Des pharmaciens pour les pharmaciens
En retour, les groupements ont l’assurance de s’attacher des jeunes adhérents impliqués. « J’ai choisi de jouer la carte Giphar », déclare sans ambages, Éloi Bernard. Il s’en faudrait de peu pour que ces jeunes deviennent militants. « Je ne le vis pas comme une intrusion mais comme un partage. Les règles sont posées, si l’on prévoit un gros investissement on en parle, comme entre associés », décrit Benoît Séguy. Philippe Calmels est quant à lui séduit par ce concept qui permet « à des pharmaciens d’accompagner des jeunes de leur profession et inversement, à des jeunes de trouver des personnes qui les suivent dans leurs projets ».
Mais au-delà des histoires humaines qui s’écrivent au cours de ces partenariats financiers, se construit une forme de résistance au sein des groupements, grâce à ces modèles reproductibles. Daniel Buchinger veut y croire. « Il y a davantage de sens pour la profession que le financement des officines vienne des groupements que de fonds d’investissement purs et durs. Ceux-ci ne laisseront jamais la propriété aux jeunes qui resteront surendettés », défend-il.

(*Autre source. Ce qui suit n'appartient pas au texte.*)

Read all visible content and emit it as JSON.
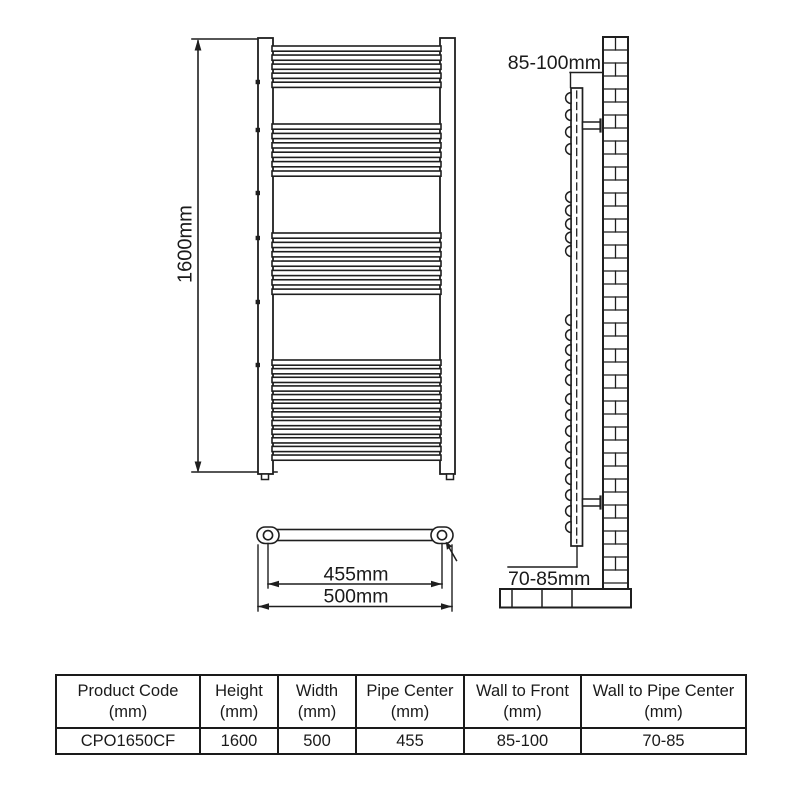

Dominique Brasseur partage cette analyse : « nous nous adressons à des jeunes pharmaciens en quête d’installation, mais aussi aux pharmaciens en butte à des problématiques d’ingénierie financière au cours de leur carrière. Notre objectif est de leur proposer des solutions garantissant l’indépendance de leur exercice et de les préserver des prédateurs comme les fonds d’investissement. »
Les groupements n’hésitent pas à l’affirmer, leur réponse est la meilleure garantie pour la préservation du maillage officinal, voire le meilleur des remparts contre l’ouverture du capital à des investisseurs étrangers à la profession.